Rachid Ouramdane considère sa pratique artistique comme le moyen de repenser la société et de nourrir de nouvelles formes d’engagement.
Chorégraphier dans les airs, quoi de plus beau ? Avec Corps extrêmes, Rachid Ouramdane questionne cette quête d’absolu avec une troupe d’acrobates et voltigeurs. S’élever et prendre de la hauteur, planer même.
De tous temps, le désir de « danser » dans les airs a marqué les esprits. Dans la foulée, Rachid Ouramdane entend avec Corps extrêmes se focaliser sur la fascination qu’exercent les notions d’envol, d’état d’apesanteur, de suspension. Soit autant de moments où l’on quitte la Terre.
Corps extrêmes, doublé d’une installation vidéographique à la beauté saisissante, est une ode au rêve.

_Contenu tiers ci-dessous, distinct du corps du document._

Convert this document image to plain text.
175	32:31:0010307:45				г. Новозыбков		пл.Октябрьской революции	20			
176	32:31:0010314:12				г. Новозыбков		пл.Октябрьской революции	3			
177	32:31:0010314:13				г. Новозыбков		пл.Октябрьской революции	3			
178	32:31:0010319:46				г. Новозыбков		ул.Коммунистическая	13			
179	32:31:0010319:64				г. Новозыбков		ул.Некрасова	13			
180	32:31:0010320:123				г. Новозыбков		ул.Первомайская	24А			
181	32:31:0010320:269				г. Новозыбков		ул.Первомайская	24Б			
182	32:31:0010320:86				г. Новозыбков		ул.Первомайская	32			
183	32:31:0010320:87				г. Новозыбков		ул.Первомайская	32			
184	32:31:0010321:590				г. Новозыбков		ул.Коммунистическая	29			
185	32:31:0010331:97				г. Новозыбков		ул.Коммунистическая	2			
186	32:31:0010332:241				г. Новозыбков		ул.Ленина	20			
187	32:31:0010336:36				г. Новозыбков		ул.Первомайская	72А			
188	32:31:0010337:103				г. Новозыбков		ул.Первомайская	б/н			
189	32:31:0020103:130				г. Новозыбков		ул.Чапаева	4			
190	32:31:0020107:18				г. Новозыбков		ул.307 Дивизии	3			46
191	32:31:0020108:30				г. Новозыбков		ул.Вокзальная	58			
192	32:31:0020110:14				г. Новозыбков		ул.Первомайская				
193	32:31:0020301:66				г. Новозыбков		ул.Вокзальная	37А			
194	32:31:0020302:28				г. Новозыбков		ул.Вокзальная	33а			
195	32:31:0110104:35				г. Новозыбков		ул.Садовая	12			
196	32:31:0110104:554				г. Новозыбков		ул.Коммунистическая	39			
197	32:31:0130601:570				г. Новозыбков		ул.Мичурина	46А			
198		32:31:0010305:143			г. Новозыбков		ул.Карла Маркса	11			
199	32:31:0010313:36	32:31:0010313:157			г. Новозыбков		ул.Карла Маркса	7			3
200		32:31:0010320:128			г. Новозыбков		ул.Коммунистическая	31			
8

Rachid Ouramdane s’implique dans un travail au long cours intitulé Les Traceurs, réunissant des personnalités des sports de l’extrême et des voltigeurs pour produire des œuvres in situ avec comme toile de fond une réflexion sur notre capacité à respecter les environnements dans lesquels nous évoluons.
Ils se confrontent à l’air, l’eau, la neige et cette affirmation de soi dans ces éléments naturels raconte en creux la déshumanisation de nos villes. Ils ouvrent un angle de vue supplémentaire, s’il en fallait encore un, sur les transformations écologiques de nos environnements dont ces aventuriers vont à la rencontre.
Comme à son habitude Rachid Ouramdane tente de rendre visible par ce projet ce qu’il y a de plus sensible et qui est dissimulé derrière les gestes que produisent certains individus hors normes.
Depuis ses débuts, Rachid Ouramdane questionne les identités : la sienne et celle des autres. Il met sur le devant de la scène des individus à double culture, aborde le thème des réfugiés climatiques ou de l’exil, toujours avec un sens de l’espace aiguisé.
Franchir la nuit reprend ce fil rouge, renvoyant à l’imaginaire de ceux qui ont connu un endroit et l’ont quitté. Il réunit 6 danseurs et une foule d’enfants, choisis dans chacune des villes en fonction des représentations. Rachid Ouramdane est allé à leur rencontre pour les écouter, ces enfants migrants, et tenter de trouver un écho sur scène à leurs paroles.
Un parterre d’eau agité de vagues pour décor, des chants comme une passerelle entre l’Afrique, l’Orient et l’Europe, et la danse pour dire ces vies en suspension. Franchir la nuit est dès lors une main tendue à l’autre, une oreille prêtée à l’inconnu. Une odyssée qui fait du théâtre le lieu de tous les possibles.
Qui garde le contrôle sur quoi dans les sociétés à plusieurs vitesses d’aujourd’hui ? s’interroge Rachid Ouramdane. Dans ce précipité de danse, les corps témoignent d’une situation de crise, où le lien de l’individu au groupe est en constante négociation.
Ensemble, sans être à l’unisson, dans les jaillissements de solos et de duos, les interprètes manifestent une formidable pulsion de vie. Entre mouvements continus, vides et pleins, tensions et abandons, Tenir le temps apparaît comme l’une des pièces les plus dansées de Rachid Ouramdane.
Avec l’énorme sensibilité qu’on lui connaît, Rachid Ouramdane traque la source de l’émotion qui jaillit à la croisée d’un geste dansé et d’une musique, offrant au spectateur un moment d’intimité avec l’interprète.
Pour mieux saisir cette alchimie à son état pur, il fait de Variation(s) à la fois l’outil et le résultat d’une investigation menée avec passion et parcimonie.